|it was too late when I learned that the vegetable decoration is supposed to resemble an everlasting flower with many petals so will try to do that next time|
A meatloaf called "everlasting" may sound unusual and even funny to some but not to those who grew up in the town of Marikina, where my family has lived for 45 years. The name's origin is unknown. From what I read, it was so named for two reasons, the meatloaf keeps very well for days in the refrigerator and that it makes a never-ending appearance on the buffet table at parties and fiestas, so it's forever on the menu :-) Thanks to Adora's Box for the very informative post, recipe and inspiration for this. I'm glad I was finally able to make it at home. The recipe called for lean ground pork, however, I didn't have any sausages or chorizos so I omitted them. After browning the pork, I drained it well to get rid of the excess fat before adding the chopped bell peppers and tomato paste. I continued to add the rest of the ingredients except for the grated cheese (I used what I have available, an Italian four-cheese combination). I transfered the cooked pork mixture in a bowl and let it cool down before mixing in the cheese and the eggs.
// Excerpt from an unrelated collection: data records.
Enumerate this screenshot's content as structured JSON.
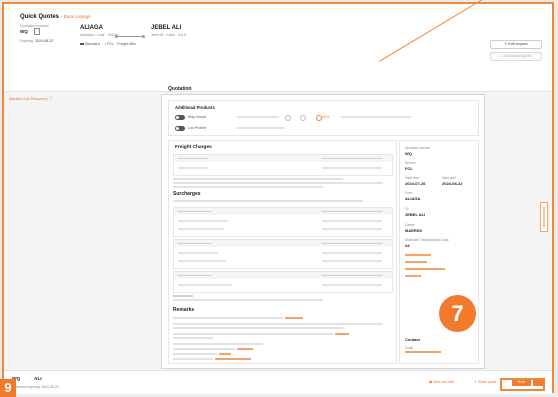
{
  "header": {
    "title": "Quick Quotes",
    "back_link": "Back Listings",
    "quotation_number_label": "Quotation number",
    "quotation_number": "WQ",
    "expiry_label": "Expiring",
    "expiry_date": "2024-08-22",
    "origin": {
      "code": "ALIAGA",
      "sub": "Ardbaturu · İzmir · Türkiye"
    },
    "destination": {
      "code": "JEBEL ALI",
      "sub": "Jebel Ali · Dubai · U.A.E."
    },
    "mode_chip": "Standard",
    "container_chip": "FCL · Freight Allin",
    "edit_button": "Edit request",
    "second_button": "Download Quote",
    "details_link": "Market Link Recovery"
  },
  "document": {
    "title": "Quotation",
    "additional_products": {
      "title": "Additional Products",
      "toggle1_label": "Ship Insure",
      "toggle2_label": "Lox Protect",
      "selected_value": "30%"
    },
    "freight_charges": {
      "title": "Freight Charges",
      "surcharges_title": "Surcharges",
      "remarks_title": "Remarks"
    },
    "sidebar": {
      "quotation_number_label": "Quotation number",
      "quotation_number": "WQ",
      "service_label": "Service",
      "service_value": "FCL",
      "valid_from_label": "Valid from",
      "valid_from": "2024-07-26",
      "valid_until_label": "Valid until",
      "valid_until": "2024-08-22",
      "from_label": "From",
      "from_value": "ALIAGA",
      "to_label": "To",
      "to_value": "JEBEL ALI",
      "carrier_label": "Carrier",
      "carrier_value": "MAERSK",
      "transit_label": "Estimated Transportation Days",
      "transit_value": "44",
      "contact_title": "Contact",
      "contact_label": "Email"
    }
  },
  "footer": {
    "origin": "WQ",
    "destination": "ALI",
    "expiry": "Quotation expiring: 2024-08-22",
    "link1": "Save as Draft",
    "link2": "Share quote",
    "book_label": "Book"
  },
  "overlay": {
    "step_badge": "7",
    "corner_number": "9"
  },
  "colors": {
    "accent": "#f27a2c",
    "border_highlight": "#f0883a"
  }
}
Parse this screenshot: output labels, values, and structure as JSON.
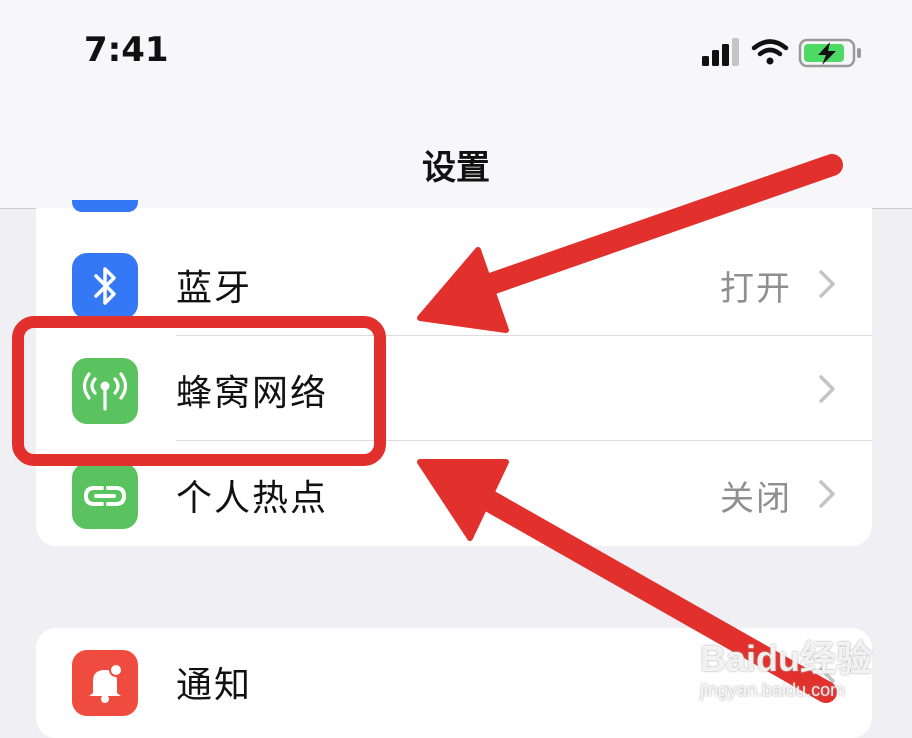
{
  "status_bar": {
    "time": "7:41",
    "icons": [
      "cellular-signal-icon",
      "wifi-icon",
      "battery-charging-icon"
    ]
  },
  "nav": {
    "title": "设置"
  },
  "colors": {
    "bluetooth": "#3478f6",
    "cellular": "#5ac35f",
    "hotspot": "#5ac35f",
    "notifications": "#ef4b3e",
    "annotation": "#e2302c"
  },
  "groups": [
    {
      "rows": [
        {
          "label": "蓝牙",
          "value": "打开",
          "icon": "bluetooth-icon"
        },
        {
          "label": "蜂窝网络",
          "value": "",
          "icon": "cellular-antenna-icon"
        },
        {
          "label": "个人热点",
          "value": "关闭",
          "icon": "personal-hotspot-icon"
        }
      ]
    },
    {
      "rows": [
        {
          "label": "通知",
          "value": "",
          "icon": "notification-bell-icon"
        }
      ]
    }
  ],
  "watermark": {
    "logo": "Baidu经验",
    "url": "jingyan.baidu.com"
  }
}
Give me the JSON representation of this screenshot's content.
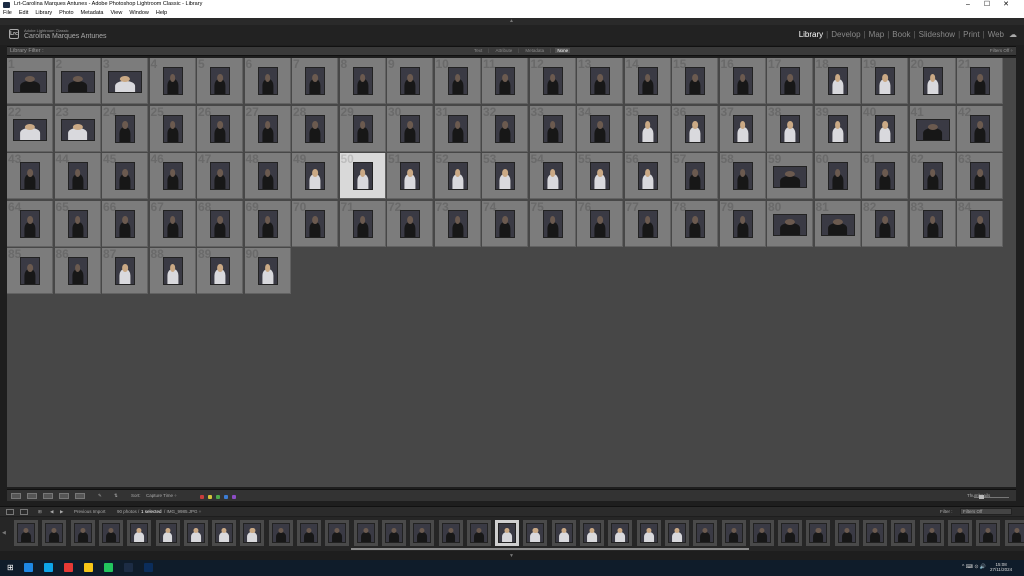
{
  "window": {
    "title": "Lrt-Carolina Marques Antunes - Adobe Photoshop Lightroom Classic - Library",
    "minimize": "–",
    "maximize": "☐",
    "close": "✕"
  },
  "menu": [
    "File",
    "Edit",
    "Library",
    "Photo",
    "Metadata",
    "View",
    "Window",
    "Help"
  ],
  "identity": {
    "logo": "Lrc",
    "product_line": "Adobe Lightroom Classic",
    "name": "Carolina Marques Antunes"
  },
  "modules": [
    "Library",
    "Develop",
    "Map",
    "Book",
    "Slideshow",
    "Print",
    "Web"
  ],
  "active_module": "Library",
  "filter_bar": {
    "title": "Library Filter :",
    "tabs": [
      "Text",
      "Attribute",
      "Metadata",
      "None"
    ],
    "active_tab": "None",
    "filters_off": "Filters Off ÷"
  },
  "grid": {
    "selected_index": 49,
    "cells": [
      {
        "n": "1",
        "p": "dark"
      },
      {
        "n": "2",
        "p": "dark"
      },
      {
        "n": "3",
        "p": "light"
      },
      {
        "n": "4",
        "p": "dark"
      },
      {
        "n": "5",
        "p": "dark"
      },
      {
        "n": "6",
        "p": "dark"
      },
      {
        "n": "7",
        "p": "dark"
      },
      {
        "n": "8",
        "p": "dark"
      },
      {
        "n": "9",
        "p": "dark"
      },
      {
        "n": "10",
        "p": "dark"
      },
      {
        "n": "11",
        "p": "dark"
      },
      {
        "n": "12",
        "p": "dark"
      },
      {
        "n": "13",
        "p": "dark"
      },
      {
        "n": "14",
        "p": "dark"
      },
      {
        "n": "15",
        "p": "dark"
      },
      {
        "n": "16",
        "p": "dark"
      },
      {
        "n": "17",
        "p": "dark"
      },
      {
        "n": "18",
        "p": "light"
      },
      {
        "n": "19",
        "p": "light"
      },
      {
        "n": "20",
        "p": "light"
      },
      {
        "n": "21",
        "p": "dark"
      },
      {
        "n": "22",
        "p": "light"
      },
      {
        "n": "23",
        "p": "light"
      },
      {
        "n": "24",
        "p": "dark"
      },
      {
        "n": "25",
        "p": "dark"
      },
      {
        "n": "26",
        "p": "dark"
      },
      {
        "n": "27",
        "p": "dark"
      },
      {
        "n": "28",
        "p": "dark"
      },
      {
        "n": "29",
        "p": "dark"
      },
      {
        "n": "30",
        "p": "dark"
      },
      {
        "n": "31",
        "p": "dark"
      },
      {
        "n": "32",
        "p": "dark"
      },
      {
        "n": "33",
        "p": "dark"
      },
      {
        "n": "34",
        "p": "dark"
      },
      {
        "n": "35",
        "p": "light"
      },
      {
        "n": "36",
        "p": "light"
      },
      {
        "n": "37",
        "p": "light"
      },
      {
        "n": "38",
        "p": "light"
      },
      {
        "n": "39",
        "p": "light"
      },
      {
        "n": "40",
        "p": "light"
      },
      {
        "n": "41",
        "p": "dark"
      },
      {
        "n": "42",
        "p": "dark"
      },
      {
        "n": "43",
        "p": "dark"
      },
      {
        "n": "44",
        "p": "dark"
      },
      {
        "n": "45",
        "p": "dark"
      },
      {
        "n": "46",
        "p": "dark"
      },
      {
        "n": "47",
        "p": "dark"
      },
      {
        "n": "48",
        "p": "dark"
      },
      {
        "n": "49",
        "p": "light"
      },
      {
        "n": "50",
        "p": "light"
      },
      {
        "n": "51",
        "p": "light"
      },
      {
        "n": "52",
        "p": "light"
      },
      {
        "n": "53",
        "p": "light"
      },
      {
        "n": "54",
        "p": "light"
      },
      {
        "n": "55",
        "p": "light"
      },
      {
        "n": "56",
        "p": "light"
      },
      {
        "n": "57",
        "p": "dark"
      },
      {
        "n": "58",
        "p": "dark"
      },
      {
        "n": "59",
        "p": "dark"
      },
      {
        "n": "60",
        "p": "dark"
      },
      {
        "n": "61",
        "p": "dark"
      },
      {
        "n": "62",
        "p": "dark"
      },
      {
        "n": "63",
        "p": "dark"
      },
      {
        "n": "64",
        "p": "dark"
      },
      {
        "n": "65",
        "p": "dark"
      },
      {
        "n": "66",
        "p": "dark"
      },
      {
        "n": "67",
        "p": "dark"
      },
      {
        "n": "68",
        "p": "dark"
      },
      {
        "n": "69",
        "p": "dark"
      },
      {
        "n": "70",
        "p": "dark"
      },
      {
        "n": "71",
        "p": "dark"
      },
      {
        "n": "72",
        "p": "dark"
      },
      {
        "n": "73",
        "p": "dark"
      },
      {
        "n": "74",
        "p": "dark"
      },
      {
        "n": "75",
        "p": "dark"
      },
      {
        "n": "76",
        "p": "dark"
      },
      {
        "n": "77",
        "p": "dark"
      },
      {
        "n": "78",
        "p": "dark"
      },
      {
        "n": "79",
        "p": "dark"
      },
      {
        "n": "80",
        "p": "dark"
      },
      {
        "n": "81",
        "p": "dark"
      },
      {
        "n": "82",
        "p": "dark"
      },
      {
        "n": "83",
        "p": "dark"
      },
      {
        "n": "84",
        "p": "dark"
      },
      {
        "n": "85",
        "p": "dark"
      },
      {
        "n": "86",
        "p": "dark"
      },
      {
        "n": "87",
        "p": "light"
      },
      {
        "n": "88",
        "p": "light"
      },
      {
        "n": "89",
        "p": "light"
      },
      {
        "n": "90",
        "p": "light"
      }
    ]
  },
  "toolbar": {
    "sort_label": "Sort:",
    "sort_value": "Capture Time ÷",
    "thumbnails_label": "Thumbnails",
    "color_labels": [
      "#c83c3c",
      "#d4c43c",
      "#4ca84c",
      "#3c7cd4",
      "#8c4cc4"
    ]
  },
  "filmstrip_header": {
    "source": "Previous Import",
    "count": "90 photos /",
    "selected": "1 selected",
    "filename": "/ IMG_9985.JPG ÷",
    "filter_label": "Filter :",
    "filter_value": "Filters Off"
  },
  "filmstrip": {
    "selected_index": 17,
    "thumbs": [
      "dark",
      "dark",
      "dark",
      "dark",
      "light",
      "light",
      "light",
      "light",
      "light",
      "dark",
      "dark",
      "dark",
      "dark",
      "dark",
      "dark",
      "dark",
      "dark",
      "light",
      "light",
      "light",
      "light",
      "light",
      "light",
      "light",
      "dark",
      "dark",
      "dark",
      "dark",
      "dark",
      "dark",
      "dark",
      "dark",
      "dark",
      "dark",
      "dark",
      "dark"
    ]
  },
  "taskbar": {
    "time": "15:08",
    "date": "27/11/2024",
    "sys": "^ ⌨ ⊙ 🔊",
    "icons": [
      "#1e88e5",
      "#0ea5e9",
      "#e53935",
      "#f5c518",
      "#22c55e",
      "#1c2c44",
      "#0b2d5b"
    ]
  }
}
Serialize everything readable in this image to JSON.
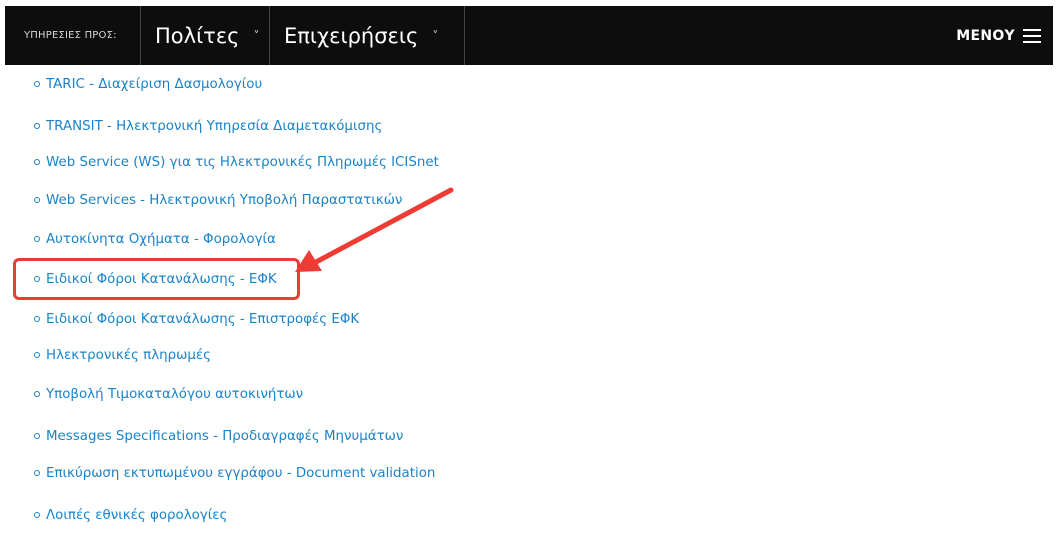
{
  "header": {
    "services_label": "ΥΠΗΡΕΣΙΕΣ ΠΡΟΣ:",
    "tabs": [
      {
        "label": "Πολίτες",
        "caret": "˅"
      },
      {
        "label": "Επιχειρήσεις",
        "caret": "˅"
      }
    ],
    "menu_label": "ΜΕΝΟΥ"
  },
  "links": [
    "TARIC - Διαχείριση Δασμολογίου",
    "TRANSIT - Ηλεκτρονική Υπηρεσία Διαμετακόμισης",
    "Web Service (WS) για τις Ηλεκτρονικές Πληρωμές ICISnet",
    "Web Services - Ηλεκτρονική Υποβολή Παραστατικών",
    "Αυτοκίνητα Οχήματα - Φορολογία",
    "Ειδικοί Φόροι Κατανάλωσης - ΕΦΚ",
    "Ειδικοί Φόροι Κατανάλωσης - Επιστροφές ΕΦΚ",
    "Ηλεκτρονικές πληρωμές",
    "Υποβολή Τιμοκαταλόγου αυτοκινήτων",
    "Messages Specifications - Προδιαγραφές Μηνυμάτων",
    "Επικύρωση εκτυπωμένου εγγράφου - Document validation",
    "Λοιπές εθνικές φορολογίες"
  ],
  "annotation": {
    "highlighted_link_index": 5,
    "color": "#ee3b33"
  },
  "colors": {
    "link": "#1a83c8",
    "header_bg": "#0d0d0d"
  }
}
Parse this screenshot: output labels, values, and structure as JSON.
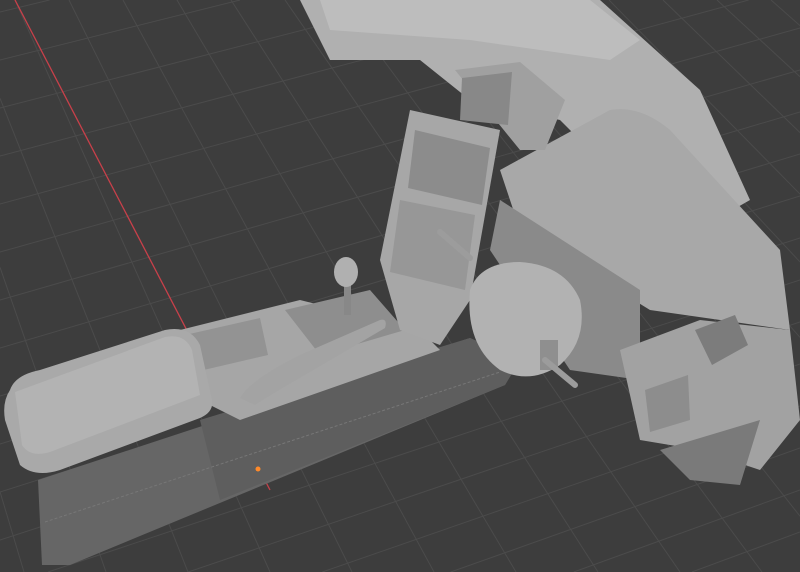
{
  "viewport": {
    "type": "3d-viewport",
    "shading": "solid",
    "colors": {
      "background": "#3d3d3d",
      "grid": "#4b4b4b",
      "x_axis": "#c8404a",
      "origin": "#ff8a2a",
      "model_light": "#b9b9b9",
      "model_mid": "#9a9a9a",
      "model_dark": "#6a6a6a"
    }
  },
  "scene": {
    "objects": [
      "center-console",
      "armrest",
      "gear-shifter",
      "handbrake",
      "dashboard",
      "instrument-cluster-hood",
      "steering-wheel-hub",
      "center-stack",
      "air-vent"
    ]
  }
}
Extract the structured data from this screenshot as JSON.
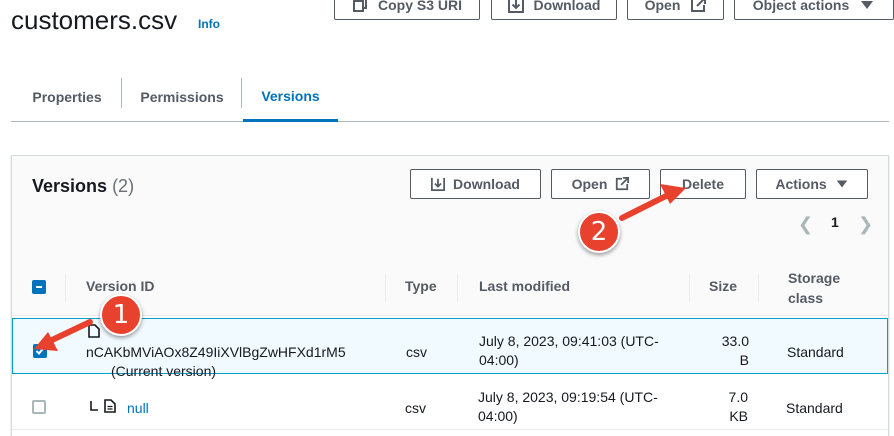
{
  "header": {
    "title": "customers.csv",
    "info_label": "Info",
    "buttons": {
      "copy_s3_uri": "Copy S3 URI",
      "download": "Download",
      "open": "Open",
      "object_actions": "Object actions"
    }
  },
  "tabs": [
    {
      "label": "Properties",
      "active": false
    },
    {
      "label": "Permissions",
      "active": false
    },
    {
      "label": "Versions",
      "active": true
    }
  ],
  "versions_panel": {
    "title": "Versions",
    "count": "(2)",
    "buttons": {
      "download": "Download",
      "open": "Open",
      "delete": "Delete",
      "actions": "Actions"
    },
    "pagination": {
      "current_page": "1"
    },
    "columns": {
      "version_id": "Version ID",
      "type": "Type",
      "last_modified": "Last modified",
      "size": "Size",
      "storage_class_line1": "Storage",
      "storage_class_line2": "class"
    },
    "rows": [
      {
        "selected": true,
        "version_id": "nCAKbMViAOx8Z49IiXVlBgZwHFXd1rM5",
        "version_note": "(Current version)",
        "type": "csv",
        "last_modified_line1": "July 8, 2023, 09:41:03 (UTC-",
        "last_modified_line2": "04:00)",
        "size_line1": "33.0",
        "size_line2": "B",
        "storage_class": "Standard"
      },
      {
        "selected": false,
        "version_id": "null",
        "type": "csv",
        "last_modified_line1": "July 8, 2023, 09:19:54 (UTC-",
        "last_modified_line2": "04:00)",
        "size_line1": "7.0",
        "size_line2": "KB",
        "storage_class": "Standard"
      }
    ]
  },
  "annotations": {
    "step1": "1",
    "step2": "2",
    "color": "#e8412e"
  },
  "colors": {
    "accent": "#0073bb",
    "button_border": "#545b64",
    "selected_row_bg": "#f1faff",
    "selected_row_border": "#00a1c9"
  }
}
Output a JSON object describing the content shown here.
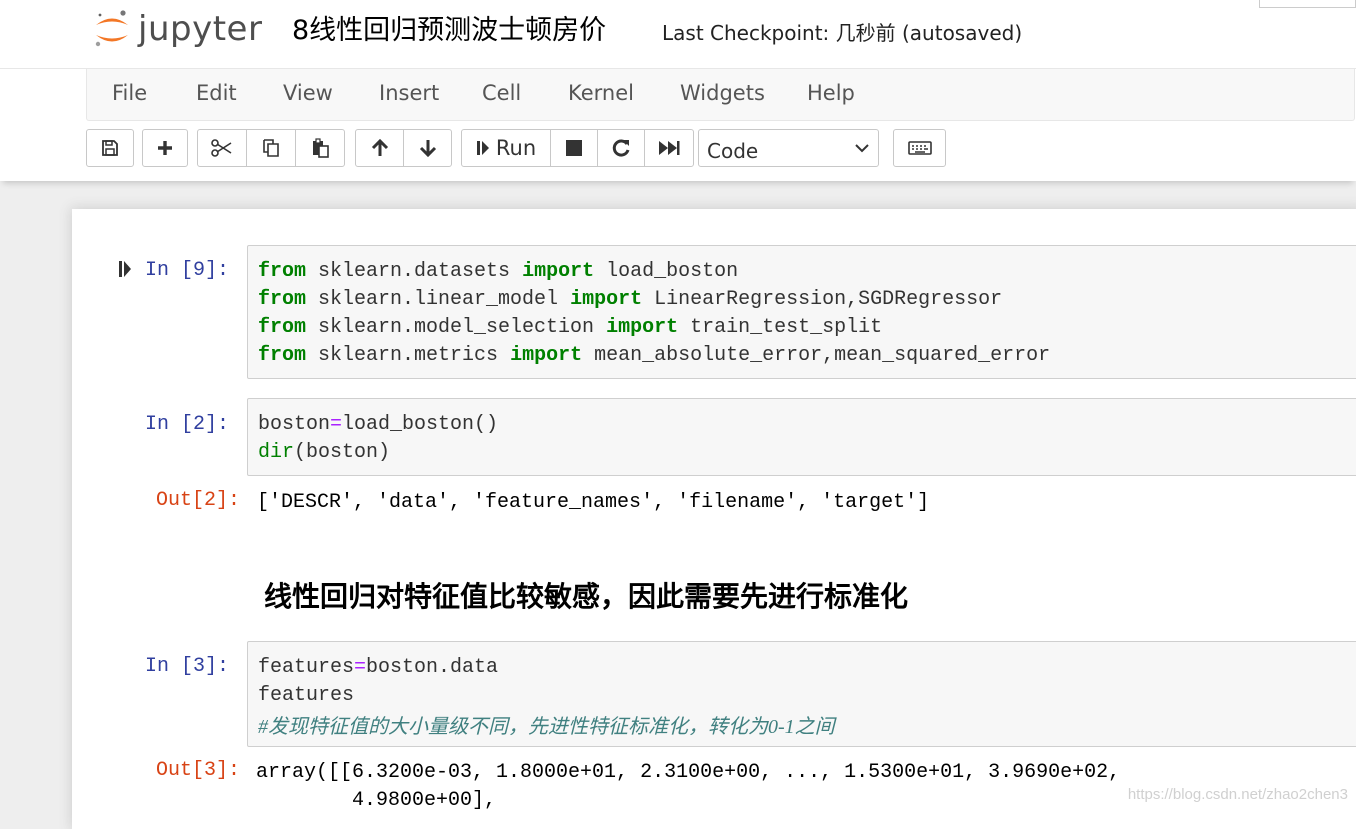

Then I spooned the mixture into the prepared pans (shown below lined with parchment paper) carefully so the vegetable arrangement will stay in its place.
|these oval-shaped aluminum pans are called "llaneras" and are also traditionally used for leche flans|
Cover the pans with aluminum foil and steam for 40 minutes. Cool then refrigerate to set. Unmold and scrape off the top with a knife so the vegetable decoration can be seen better. Reheat in the microwave. Garnish with sprigs of pasley and serve warm. Sliced hard boiled eggs may also be used as decoration along with the vegetables.
|a serving of everlasting served with a Spanish vegetable salad, wilted spinach and hard boiled eggs|
With this post, I would like to pay tribute to my dear friend who served this traditional Marikina specialty to me and another close friend when we visited her at her home a few years ago. Her family has been making it for many generations. She was born in Marikina and lived there all her life. Whenever I would go back to visit, I would hang out at the bank where she worked and we would have lunch together and catch up. I was so sad when she passed away. Never thought that day when she invited us over was the last time I'd see her. Memories of her are far from sad though. Never a dull moment with her kindness and positive spirit.